I have not been a fan of the NIV ever since I was able to understand the complexities of translation philosophy. In my opinion, it was more popular due to its marketing strategy than for its merit as a translation. (My opinions on the NIV can be found mixed among my posts on bible translation.) I'm sure Zondervan has high hopes that NIV 2011 will help them retain market share and win over the crowd that largely panned TNIV due to the gender translation issue. While initial reports suggested NIV 2011 was more restrained on that issue, I don't think they went far enough to fix the problems with TNIV (as noted here). My litmus test remains their translation of Isaiah 19:16. TNIV and NIV 2011 gut the original of its intentionally insulting rhetoric. I won't translate the verse here lest I offend you.
I have ignored most of the recent advertising push to promote the NIV 2011, but a full back cover ad on a Christian magazine caught my eye. Here's the text from the ad. Is it just marketing spin or a misleading misrepresentation of the facts?
It's amazing how going back to the beginning moves us so far forward. Translated from the most reliable ancient biblical manuscripts. Tirelessly researched by the world's preeminent biblical scholars and linguists. And made crystal clear for English-speaking audiences worldwide. The New International Version is the translation that's easy to understand, yet rich with the detail found in the original Scripture.
Let's look at these claims and their implications.
1. "Translated from the most reliable ancient biblical manuscripts." Oh no! I need to get an NIV. My other Bibles didn't use the most reliable ancient manuscripts. Actually, most translations use the same critical texts in Hebrew and Greek created by scholars from what seem to be the most reliable ancient manuscripts. NIV has a slightly different Greek text than the standard NT critical text, but we are all essentially working with the same manuscript data. The difference is in which variations get preference in translation.

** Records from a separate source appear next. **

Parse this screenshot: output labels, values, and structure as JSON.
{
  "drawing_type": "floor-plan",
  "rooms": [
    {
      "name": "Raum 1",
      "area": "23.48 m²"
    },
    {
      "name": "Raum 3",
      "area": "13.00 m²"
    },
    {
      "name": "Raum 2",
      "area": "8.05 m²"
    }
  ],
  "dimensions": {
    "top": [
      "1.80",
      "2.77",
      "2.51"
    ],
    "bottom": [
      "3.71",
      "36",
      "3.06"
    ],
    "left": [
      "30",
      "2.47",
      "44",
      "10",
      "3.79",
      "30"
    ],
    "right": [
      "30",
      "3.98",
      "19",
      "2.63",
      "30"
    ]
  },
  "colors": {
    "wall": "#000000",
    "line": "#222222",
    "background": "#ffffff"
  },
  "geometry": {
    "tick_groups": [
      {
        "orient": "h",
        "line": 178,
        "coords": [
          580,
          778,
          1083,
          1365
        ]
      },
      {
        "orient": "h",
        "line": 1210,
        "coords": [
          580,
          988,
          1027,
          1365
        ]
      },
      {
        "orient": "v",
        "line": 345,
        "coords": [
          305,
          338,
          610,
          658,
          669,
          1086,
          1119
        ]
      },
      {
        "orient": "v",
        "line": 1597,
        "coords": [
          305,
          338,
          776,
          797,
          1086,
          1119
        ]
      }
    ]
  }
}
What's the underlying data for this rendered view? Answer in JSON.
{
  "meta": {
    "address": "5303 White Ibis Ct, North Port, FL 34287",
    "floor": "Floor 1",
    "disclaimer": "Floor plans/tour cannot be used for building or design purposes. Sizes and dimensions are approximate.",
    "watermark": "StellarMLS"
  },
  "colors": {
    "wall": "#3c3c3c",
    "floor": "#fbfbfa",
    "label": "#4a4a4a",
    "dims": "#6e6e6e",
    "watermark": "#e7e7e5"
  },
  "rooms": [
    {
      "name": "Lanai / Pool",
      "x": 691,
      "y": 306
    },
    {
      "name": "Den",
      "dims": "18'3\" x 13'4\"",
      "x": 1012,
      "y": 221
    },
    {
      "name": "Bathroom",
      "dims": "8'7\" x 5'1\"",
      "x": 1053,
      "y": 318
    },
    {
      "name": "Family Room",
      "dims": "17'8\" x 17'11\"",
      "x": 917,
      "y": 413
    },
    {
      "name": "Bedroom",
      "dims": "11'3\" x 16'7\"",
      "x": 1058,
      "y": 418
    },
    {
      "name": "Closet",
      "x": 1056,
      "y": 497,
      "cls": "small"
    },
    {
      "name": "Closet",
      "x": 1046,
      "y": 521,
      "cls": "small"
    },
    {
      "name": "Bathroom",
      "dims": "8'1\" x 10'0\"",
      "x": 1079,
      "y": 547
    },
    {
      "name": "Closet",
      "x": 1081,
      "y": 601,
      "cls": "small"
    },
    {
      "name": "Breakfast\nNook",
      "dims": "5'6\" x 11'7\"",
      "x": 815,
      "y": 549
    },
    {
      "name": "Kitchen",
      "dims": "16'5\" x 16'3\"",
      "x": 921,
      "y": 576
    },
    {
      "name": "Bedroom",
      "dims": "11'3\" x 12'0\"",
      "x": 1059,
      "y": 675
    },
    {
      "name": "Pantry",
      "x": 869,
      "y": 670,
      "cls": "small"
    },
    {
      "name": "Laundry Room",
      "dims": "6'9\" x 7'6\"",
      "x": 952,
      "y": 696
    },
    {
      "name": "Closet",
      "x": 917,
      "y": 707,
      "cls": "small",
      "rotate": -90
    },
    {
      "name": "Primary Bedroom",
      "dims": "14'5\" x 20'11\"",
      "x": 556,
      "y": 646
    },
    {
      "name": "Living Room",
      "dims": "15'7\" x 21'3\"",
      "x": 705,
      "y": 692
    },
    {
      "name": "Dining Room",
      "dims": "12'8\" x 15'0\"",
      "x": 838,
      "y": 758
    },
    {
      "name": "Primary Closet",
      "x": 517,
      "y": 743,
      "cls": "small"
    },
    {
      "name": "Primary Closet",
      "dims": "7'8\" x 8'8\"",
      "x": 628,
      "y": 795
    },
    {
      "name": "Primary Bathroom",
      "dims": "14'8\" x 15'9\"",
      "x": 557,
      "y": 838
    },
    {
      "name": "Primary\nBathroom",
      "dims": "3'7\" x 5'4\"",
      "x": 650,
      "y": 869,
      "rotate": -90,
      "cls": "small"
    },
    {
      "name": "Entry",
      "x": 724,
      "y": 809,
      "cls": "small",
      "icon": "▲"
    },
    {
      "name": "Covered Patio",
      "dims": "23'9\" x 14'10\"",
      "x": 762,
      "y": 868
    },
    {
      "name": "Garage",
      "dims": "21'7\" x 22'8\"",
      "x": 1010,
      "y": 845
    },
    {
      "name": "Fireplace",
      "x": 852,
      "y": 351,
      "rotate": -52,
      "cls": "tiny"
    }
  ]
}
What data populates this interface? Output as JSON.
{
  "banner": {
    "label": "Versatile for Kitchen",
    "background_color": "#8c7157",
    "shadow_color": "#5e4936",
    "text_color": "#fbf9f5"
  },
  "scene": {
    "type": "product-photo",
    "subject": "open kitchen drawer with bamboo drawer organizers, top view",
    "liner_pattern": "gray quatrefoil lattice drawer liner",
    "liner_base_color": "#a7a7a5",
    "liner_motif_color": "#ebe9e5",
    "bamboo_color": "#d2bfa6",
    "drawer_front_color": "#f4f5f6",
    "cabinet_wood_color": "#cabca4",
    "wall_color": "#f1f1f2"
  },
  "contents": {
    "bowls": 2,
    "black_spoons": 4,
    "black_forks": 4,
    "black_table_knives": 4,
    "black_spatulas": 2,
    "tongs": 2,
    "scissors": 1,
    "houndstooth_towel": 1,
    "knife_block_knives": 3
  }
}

2. "Tirelessly researched by the world's preeminent biblical scholars and linguists." Other Bible translation committees don't have the "preeminent" scholars (only the eminent ones), so NIV must be better. And they worked "tirelessly" this time. Actually, in these past two decades of expanding English Bible versions, many scholars have been involved in the production of multiple versions. Some of the same people working with a different translation philosophy. But at least when working on the NIV, they didn't get tired.
3. "And made crystal clear for English-speaking audiences worldwide." This is a value judgment. Crystal clear relative to what? Young's Literal Translation? The New American Standard? The King James? What is made clear? The meaning of the "original"? The English style?
4. "easy to understand, yet rich with the detail found in the original Scripture." It's as easy to understand as most moderately idiomatic English translations. But I don't understand how they can claim, in all seriousness, to be "rich with the detail found in the original Scripture." The gender-sensitive issue forces a translation that completely suppresses the rich metaphorical detail of the Hebrew in Isaiah 19:16.
I realize that some people will honestly agree with the opinions about the NIV found in this ad. Only the last claim is, in my opinion, stretching the truth. Our Bible translation preferences have been conditioned from years of using a particular favorite. For a long time, the NIV has been that favorite for a lot of people. An ad like this is designed to get people to stick with the NIV, hopefully without thinking too much about it.